Mixed-language audio: Code-switching (switching between languages mid-sentence) is difficult for all current AI tools. If your recording has speakers alternating between English and Spanish, expect more errors than monolingual audio.
Dialects: Standard dialects of major languages work well. Regional dialects — Argentine Spanish, Swiss German, Sicilian Italian — may have noticeably lower accuracy than standard versions.
Frequently Asked Questions
Can I transcribe audio in one language and translate it to English automatically?
Yes. Whisper-based transcription tools can output in the original language or translate directly to English in one step. TranscribTxt transcribes in the original language — translation requires a second step using DeepL or Google Translate. For direct Spanish-to-English or French-to-English output, Whisper's translation mode handles this in one pass.
Which transcription tools support multiple languages?
TranscribTxt supports 99 languages with automatic detection. Otter.ai supports English, French, German, Spanish, and Japanese. Whisper (local) supports 99 languages. Rev AI supports 38 languages. For broad language support, Whisper-based tools are the most comprehensive.
How accurate is AI transcription in non-English languages?
Accuracy varies significantly by language. Spanish, French, German, Portuguese, and Italian perform well at 90-95% on clean audio.

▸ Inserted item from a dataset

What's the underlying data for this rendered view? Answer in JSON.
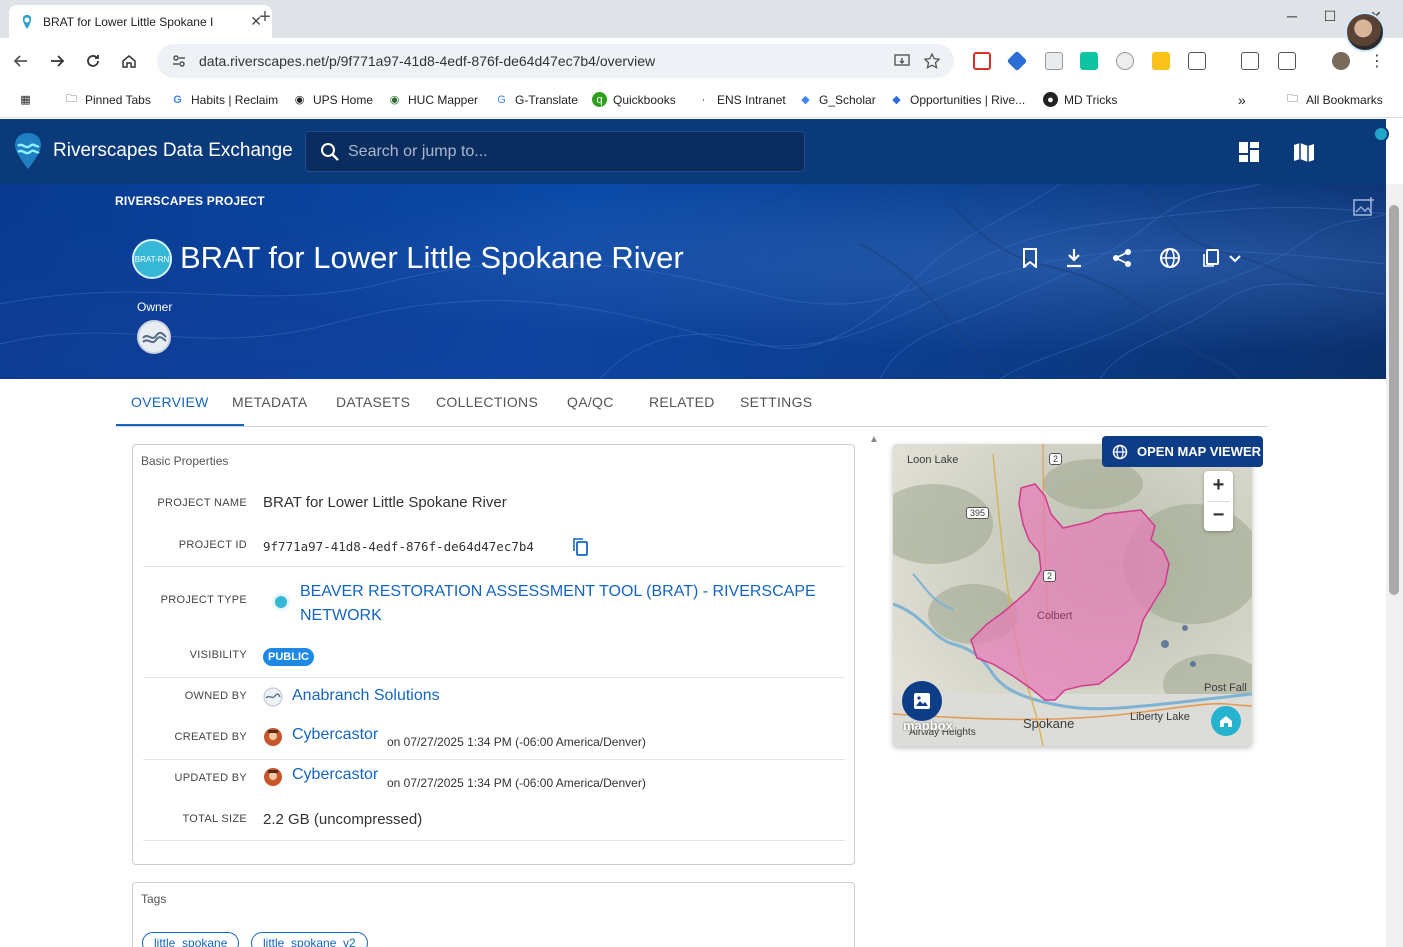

Russian, Japanese, and Chinese are in the 85-92% range. Less commonly spoken languages may drop below 80%. English remains the most accurate language for all AI transcription tools.
What is the best way to translate a transcription to English?
Generate the transcript in the original language first, then paste it into DeepL (most accurate for European languages) or Google Translate. For professional use, machine translation should be reviewed by a native speaker. For informal or research purposes, the translation quality from DeepL is typically sufficient.
Can I transcribe audio from a non-English interview for research?
Yes. Upload the audio to TranscribTxt — language is detected automatically. Download the transcript in the original language, then translate with DeepL. For academic research where accuracy matters, review the transcript with a native speaker before using it as data.